MM to the rescue

Just when I thought I was going slightly batty…ok, I may be, but aren’t we all a little bit batty? And I thought I was doing something seriously wrong with the baby MM jumps in with his two cents worth.

Last week baby was sleeping so beautifully. 7 hours solid. She was the most perfect little floss we could ask for and then this week I’ve been going a bit around the twist. It’s just the last few days really. “Jade” hasn’t been sleeping well I’m up multiple times a night rather than once, she’s not been her usual little piggy self, we’ve had crying and fussing and a bit of a cranky baby. Not all the time, just enough to make me wonder what I’m doing wrong.

MM in his usual awesomeness reminds me I’m doing fine, babies are like that.

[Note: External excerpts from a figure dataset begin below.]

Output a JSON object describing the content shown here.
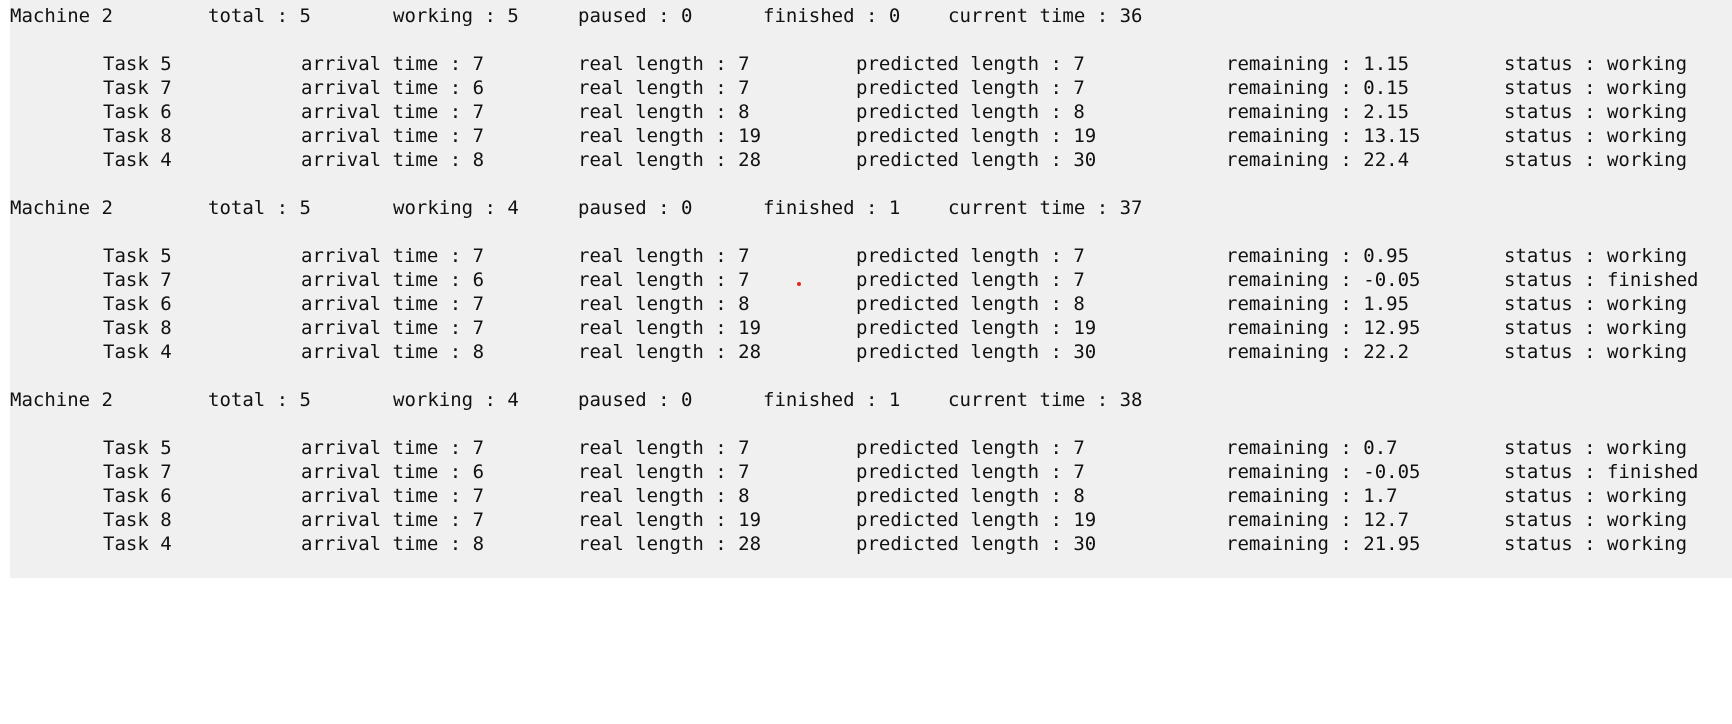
{
  "blocks": [
    {
      "header": {
        "machine": "Machine 2",
        "total": "total : 5",
        "working": "working : 5",
        "paused": "paused : 0",
        "finished": "finished : 0",
        "current_time": "current time : 36"
      },
      "tasks": [
        {
          "task": "Task 5",
          "arrival": "arrival time : 7",
          "real": "real length : 7",
          "predicted": "predicted length : 7",
          "remaining": "remaining : 1.15",
          "status": "status : working"
        },
        {
          "task": "Task 7",
          "arrival": "arrival time : 6",
          "real": "real length : 7",
          "predicted": "predicted length : 7",
          "remaining": "remaining : 0.15",
          "status": "status : working"
        },
        {
          "task": "Task 6",
          "arrival": "arrival time : 7",
          "real": "real length : 8",
          "predicted": "predicted length : 8",
          "remaining": "remaining : 2.15",
          "status": "status : working"
        },
        {
          "task": "Task 8",
          "arrival": "arrival time : 7",
          "real": "real length : 19",
          "predicted": "predicted length : 19",
          "remaining": "remaining : 13.15",
          "status": "status : working"
        },
        {
          "task": "Task 4",
          "arrival": "arrival time : 8",
          "real": "real length : 28",
          "predicted": "predicted length : 30",
          "remaining": "remaining : 22.4",
          "status": "status : working"
        }
      ]
    },
    {
      "header": {
        "machine": "Machine 2",
        "total": "total : 5",
        "working": "working : 4",
        "paused": "paused : 0",
        "finished": "finished : 1",
        "current_time": "current time : 37"
      },
      "tasks": [
        {
          "task": "Task 5",
          "arrival": "arrival time : 7",
          "real": "real length : 7",
          "predicted": "predicted length : 7",
          "remaining": "remaining : 0.95",
          "status": "status : working"
        },
        {
          "task": "Task 7",
          "arrival": "arrival time : 6",
          "real": "real length : 7",
          "predicted": "predicted length : 7",
          "remaining": "remaining : -0.05",
          "status": "status : finished"
        },
        {
          "task": "Task 6",
          "arrival": "arrival time : 7",
          "real": "real length : 8",
          "predicted": "predicted length : 8",
          "remaining": "remaining : 1.95",
          "status": "status : working"
        },
        {
          "task": "Task 8",
          "arrival": "arrival time : 7",
          "real": "real length : 19",
          "predicted": "predicted length : 19",
          "remaining": "remaining : 12.95",
          "status": "status : working"
        },
        {
          "task": "Task 4",
          "arrival": "arrival time : 8",
          "real": "real length : 28",
          "predicted": "predicted length : 30",
          "remaining": "remaining : 22.2",
          "status": "status : working"
        }
      ]
    },
    {
      "header": {
        "machine": "Machine 2",
        "total": "total : 5",
        "working": "working : 4",
        "paused": "paused : 0",
        "finished": "finished : 1",
        "current_time": "current time : 38"
      },
      "tasks": [
        {
          "task": "Task 5",
          "arrival": "arrival time : 7",
          "real": "real length : 7",
          "predicted": "predicted length : 7",
          "remaining": "remaining : 0.7",
          "status": "status : working"
        },
        {
          "task": "Task 7",
          "arrival": "arrival time : 6",
          "real": "real length : 7",
          "predicted": "predicted length : 7",
          "remaining": "remaining : -0.05",
          "status": "status : finished"
        },
        {
          "task": "Task 6",
          "arrival": "arrival time : 7",
          "real": "real length : 8",
          "predicted": "predicted length : 8",
          "remaining": "remaining : 1.7",
          "status": "status : working"
        },
        {
          "task": "Task 8",
          "arrival": "arrival time : 7",
          "real": "real length : 19",
          "predicted": "predicted length : 19",
          "remaining": "remaining : 12.7",
          "status": "status : working"
        },
        {
          "task": "Task 4",
          "arrival": "arrival time : 8",
          "real": "real length : 28",
          "predicted": "predicted length : 30",
          "remaining": "remaining : 21.95",
          "status": "status : working"
        }
      ]
    }
  ],
  "colors": {
    "background": "#f0f0f0",
    "text": "#111111",
    "cursor_dot": "#e0291f"
  }
}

Still I wonder, until tonight….the amazing MM asks how old she is. Seems simple right. She is exactly 4 months today. But in weeks, she’s 17. That’s the perfect age to have a “wonder week”. So off we go to our wonder week information and guess what?! Miss J ticks a lot of boxes. She’s trying and almost succeeding in putting things in her mouth, she’s better able to grasp her rattle and shake it around, stops during a feed when she’s done and push away, and is starting to respond more to her name. All things she should be doing at her age. There’s more and I guess we’ll look forward to seeing them soon.

Yah!! I’m not going mad.
I’m not doing something wrong.
Bubs is just having a big mental growth week. So much must be going on in her little head, no wonder she’s a bit cranky.

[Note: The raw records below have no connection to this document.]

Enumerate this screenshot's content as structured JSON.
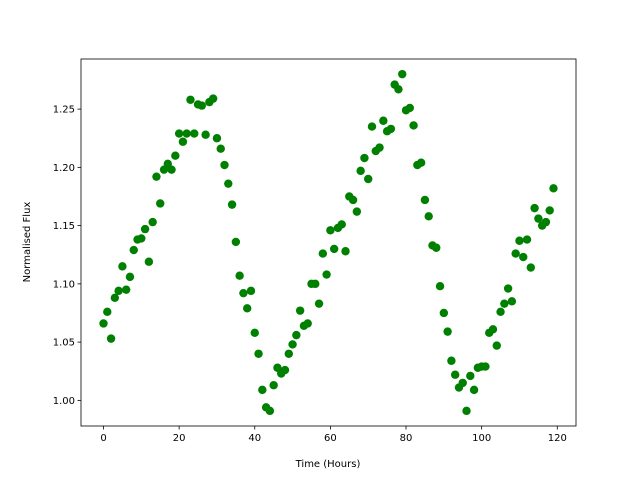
{
  "chart_data": {
    "type": "scatter",
    "xlabel": "Time (Hours)",
    "ylabel": "Normalised Flux",
    "color": "#008000",
    "x": [
      0,
      1,
      2,
      3,
      4,
      5,
      6,
      7,
      8,
      9,
      10,
      11,
      12,
      13,
      14,
      15,
      16,
      17,
      18,
      19,
      20,
      21,
      22,
      23,
      24,
      25,
      26,
      27,
      28,
      29,
      30,
      31,
      32,
      33,
      34,
      35,
      36,
      37,
      38,
      39,
      40,
      41,
      42,
      43,
      44,
      45,
      46,
      47,
      48,
      49,
      50,
      51,
      52,
      53,
      54,
      55,
      56,
      57,
      58,
      59,
      60,
      61,
      62,
      63,
      64,
      65,
      66,
      67,
      68,
      69,
      70,
      71,
      72,
      73,
      74,
      75,
      76,
      77,
      78,
      79,
      80,
      81,
      82,
      83,
      84,
      85,
      86,
      87,
      88,
      89,
      90,
      91,
      92,
      93,
      94,
      95,
      96,
      97,
      98,
      99,
      100,
      101,
      102,
      103,
      104,
      105,
      106,
      107,
      108,
      109,
      110,
      111,
      112,
      113,
      114,
      115,
      116,
      117,
      118,
      119
    ],
    "values": [
      1.066,
      1.076,
      1.053,
      1.088,
      1.094,
      1.115,
      1.095,
      1.106,
      1.129,
      1.138,
      1.139,
      1.147,
      1.119,
      1.153,
      1.192,
      1.169,
      1.198,
      1.203,
      1.198,
      1.21,
      1.229,
      1.222,
      1.229,
      1.258,
      1.229,
      1.254,
      1.253,
      1.228,
      1.256,
      1.259,
      1.225,
      1.216,
      1.202,
      1.186,
      1.168,
      1.136,
      1.107,
      1.092,
      1.079,
      1.094,
      1.058,
      1.04,
      1.009,
      0.994,
      0.991,
      1.013,
      1.028,
      1.023,
      1.026,
      1.04,
      1.048,
      1.056,
      1.077,
      1.064,
      1.066,
      1.1,
      1.1,
      1.083,
      1.126,
      1.108,
      1.146,
      1.13,
      1.148,
      1.151,
      1.128,
      1.175,
      1.172,
      1.162,
      1.197,
      1.208,
      1.19,
      1.235,
      1.214,
      1.217,
      1.24,
      1.231,
      1.233,
      1.271,
      1.267,
      1.28,
      1.249,
      1.251,
      1.236,
      1.202,
      1.204,
      1.172,
      1.158,
      1.133,
      1.131,
      1.098,
      1.075,
      1.059,
      1.034,
      1.022,
      1.011,
      1.015,
      0.991,
      1.021,
      1.009,
      1.028,
      1.029,
      1.029,
      1.058,
      1.061,
      1.047,
      1.076,
      1.083,
      1.096,
      1.085,
      1.126,
      1.137,
      1.123,
      1.138,
      1.114,
      1.165,
      1.156,
      1.15,
      1.153,
      1.163,
      1.182
    ],
    "xlim": [
      -5.95,
      124.95
    ],
    "xticks": [
      0,
      20,
      40,
      60,
      80,
      100,
      120
    ],
    "ylim": [
      0.978,
      1.293
    ],
    "yticks": [
      {
        "value": 1.0,
        "label": "1.00"
      },
      {
        "value": 1.05,
        "label": "1.05"
      },
      {
        "value": 1.1,
        "label": "1.10"
      },
      {
        "value": 1.15,
        "label": "1.15"
      },
      {
        "value": 1.2,
        "label": "1.20"
      },
      {
        "value": 1.25,
        "label": "1.25"
      }
    ]
  }
}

I can go to sleep knowing that when she wakes me up for the 5th or 6th time during the night, it’s going to pass and hopefully within the week we should have our beautiful sleeper back again.

MM, thank you so much for having the mental clarity to work this out. I must be so tired to not have seen that one for myself. What would I do without you? Thank you for supporting me and helping me in my tired delirium to see the light at the end of the tunnel.